Angola’s coffee production is expected to reach 50,000 metric tons during 2022, a nearly sixfold rise from the 8,700 metric tons harvested in 2019. And it is a massive recovery from the record low of 1,241 tons in 2001.
At the local industry’s peak in 1974, Angola had some 596,000 hectares of land under cultivation of coffee, producing some 228,000 metric tons, the third-highest volume in the world at that time. Coffee was the economy’s mainstay. But following Angola’s independence from Portuguese rule in 1975, the industry was weakened by disruption from civil war, an exodus of farmers and a decline in skilled land management. Today some 53,000 hectares of land are devoted to coffee. Almost all is robusta.
Train for Trade is a capacity building program that invites Angolans from the public, private and academic sectors to draw on best practices, explore new opportunities to diversify activities and craft more sustainable ways to harness Angola’s economic potential. The program takes a holistic approach involving seven components that address the main constraints to social and economic growth in Angola. Train for Trade is part of the official Trade Support Project, also known as ACOM, and it is being financed by the European Union in Angola.
These workshops are just one part of a larger group of activities that have been organized under the umbrella of the UNCTAD’s National Green Export Review (NGER) process in Angola. The workshops target government officials, producers, sector associations and academics from the northwestern provinces of Bengo, Cabinda, Kwanza-Norte, Malanje, Uíge and Zaire, which are among the zones in Angola best suited to farming of coffee and tropical fruit.
At the first NGER workshop in Angola, local stakeholders identified coffee and bananas among the green sectors with significant development potential. This opinion aligns with Angola’s own “Program to Support Production, Export Diversification and Import Substitution,” which includes the coffee and banana value chains among its targets. (The Program is known by its Portuguese-language acronym, PRODESI.) By the end of 2021 a total of 835 projects were approved by commercial banks under PRODESI, a strong record of activity since the 2019 launch. Committed funds total some US$1.75 billion. Not all the projects funded are in the agricultural sector, however.
Beyond coffee and bananas, Angola’s Ministry of Commerce recognizes opportunities for developing green production and exports in other tropical fruits, including mangoes and pineapples. Rising farm output powers exports that earn needed foreign exchange.
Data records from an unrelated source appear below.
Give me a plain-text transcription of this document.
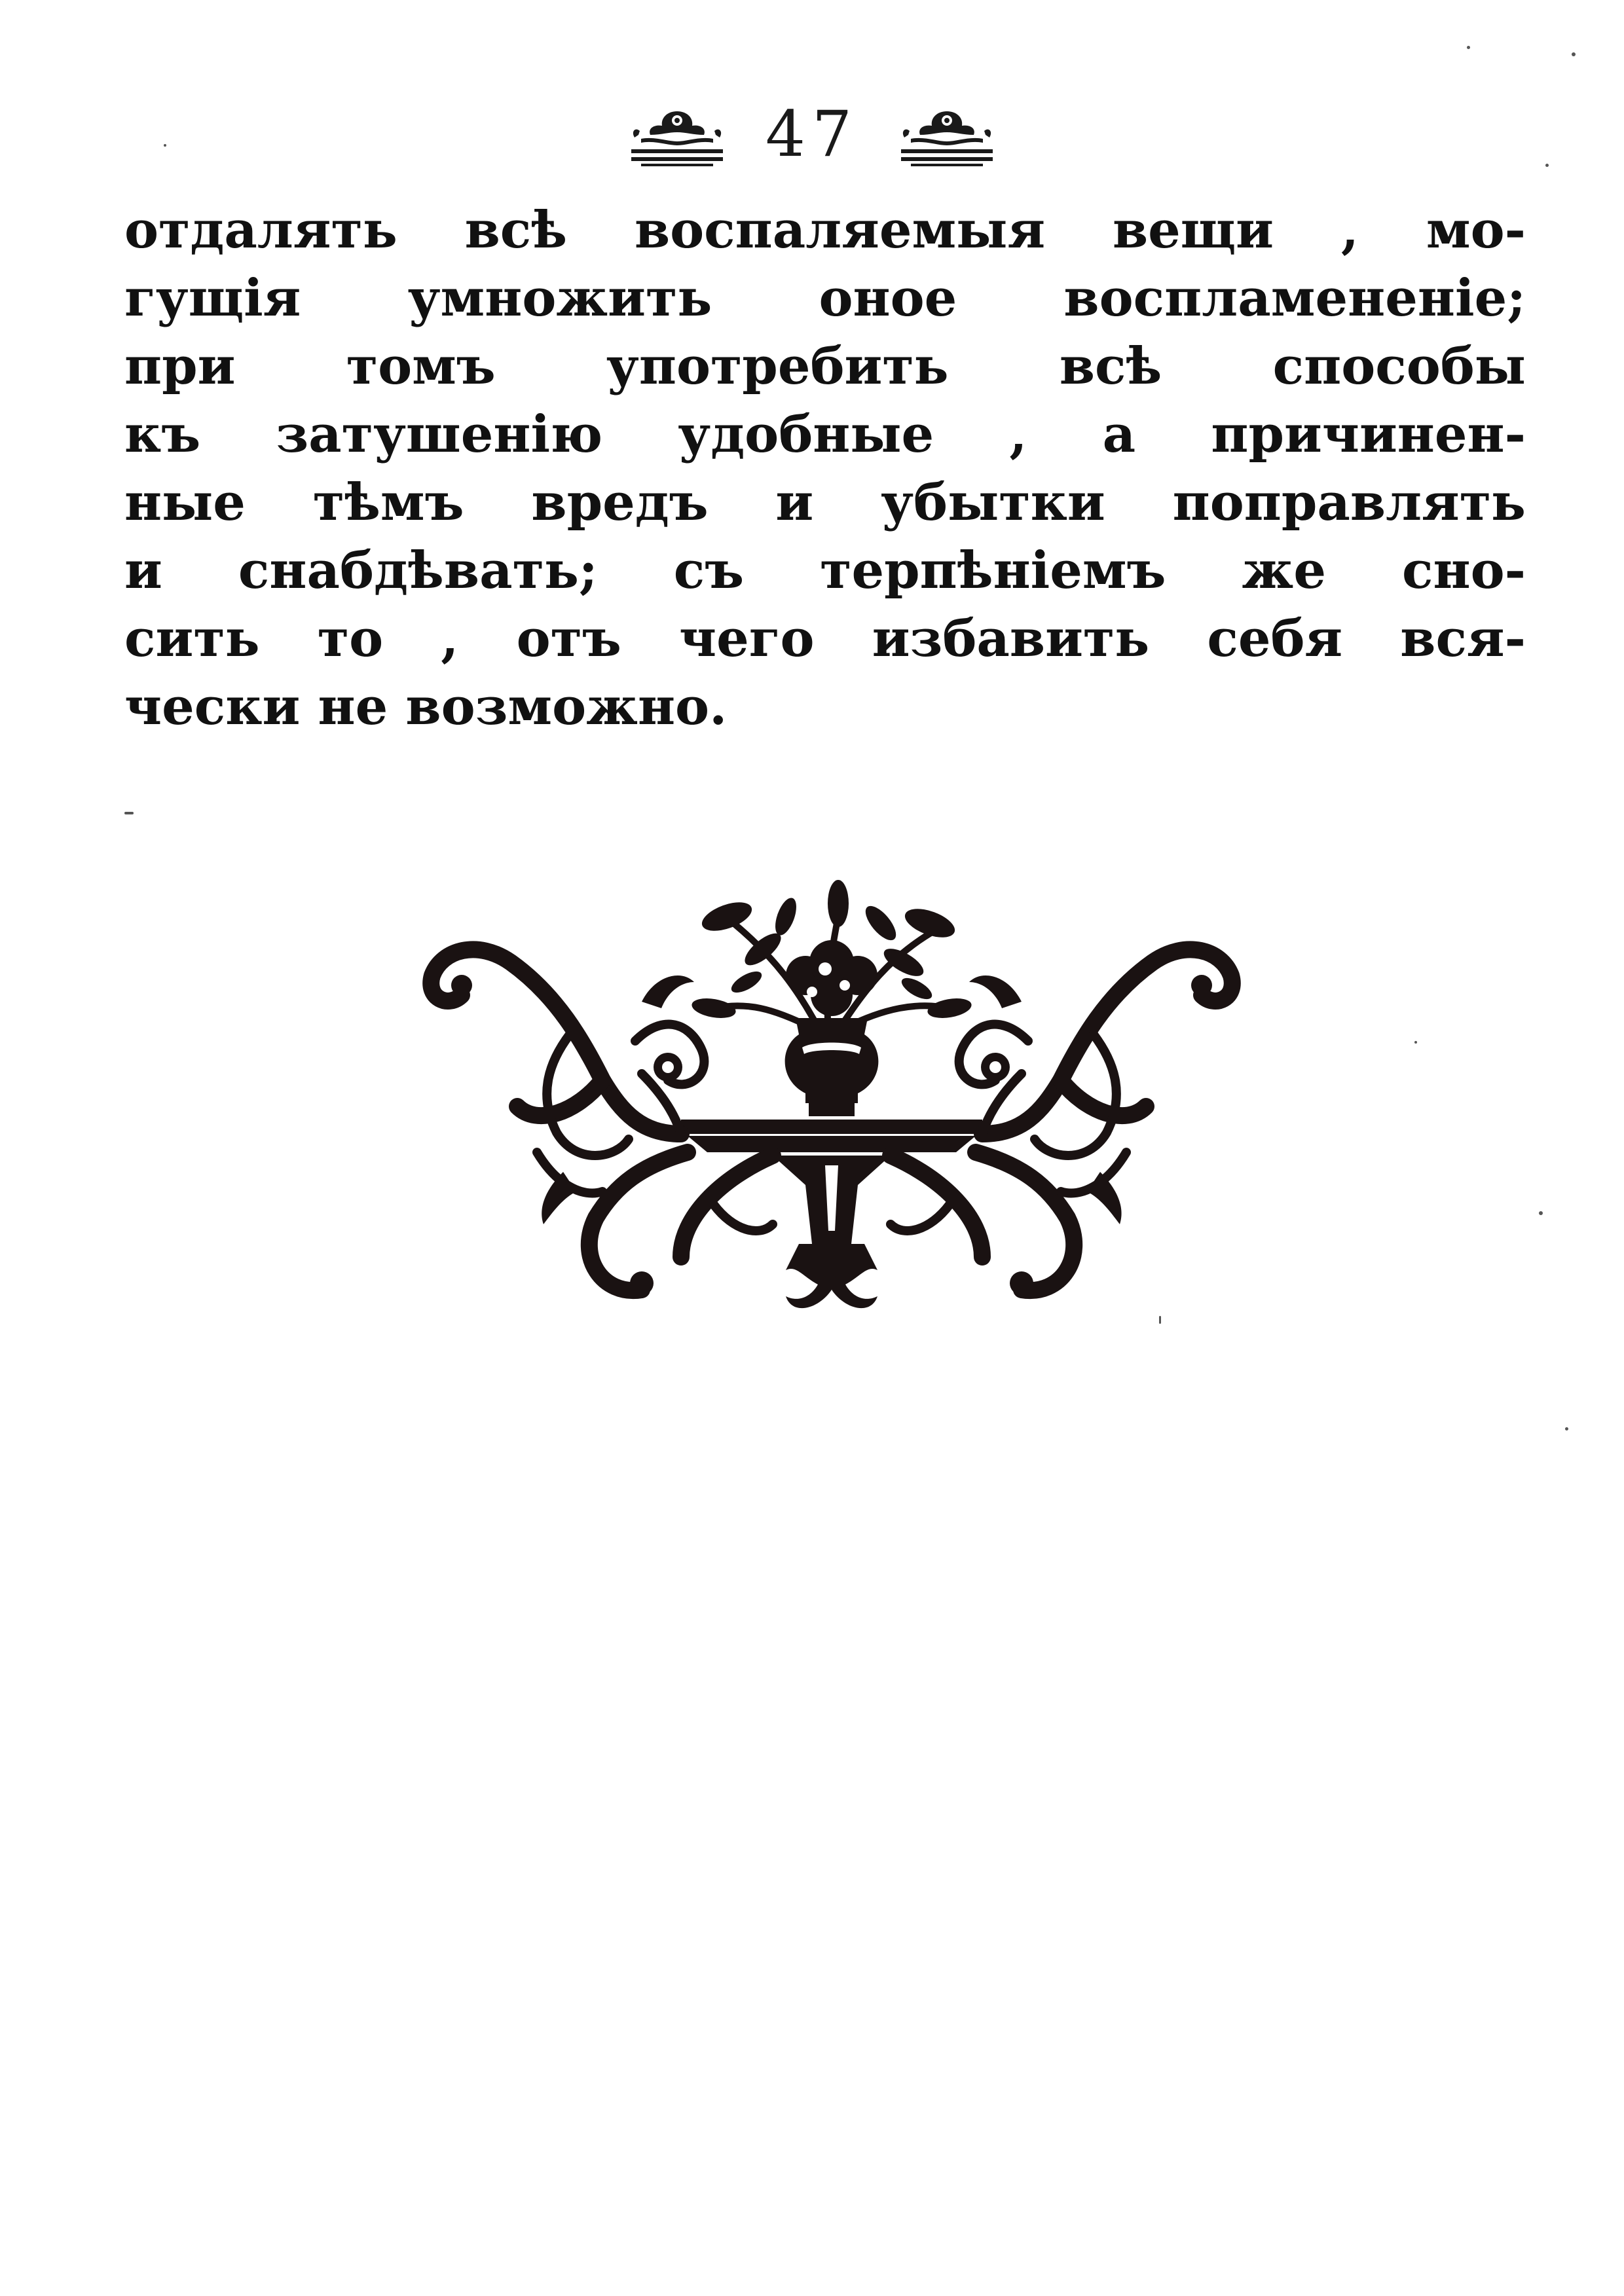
47
отдалять всѣ воспаляемыя вещи , мо-
гущія умножить оное воспламененіе;
при томъ употребить всѣ способы
къ затушенію удобные , а причинен-
ные тѣмъ вредъ и убытки поправлять
и снабдѣвать; съ терпѣніемъ же сно-
сить то , отъ чего избавить себя вся-
чески не возможно.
Mário Jales, an UNCTAD economic affairs officer who spoke at the opening of one workshop, said that “UNCTAD, in partnership with the Government of Angola and the EU, are dealing with other issues affecting the coffee value chain. These include logistics and transportation which are of paramount importance. ”
Angola’s secretary of state for commerce, Amadeu de Jesus Alves Leitão Nunes, said that the private sector needs to assume a prominent role by constituting the driving force of the country’s economic development. He added that the government continues to work to increase Angola’s international competitiveness.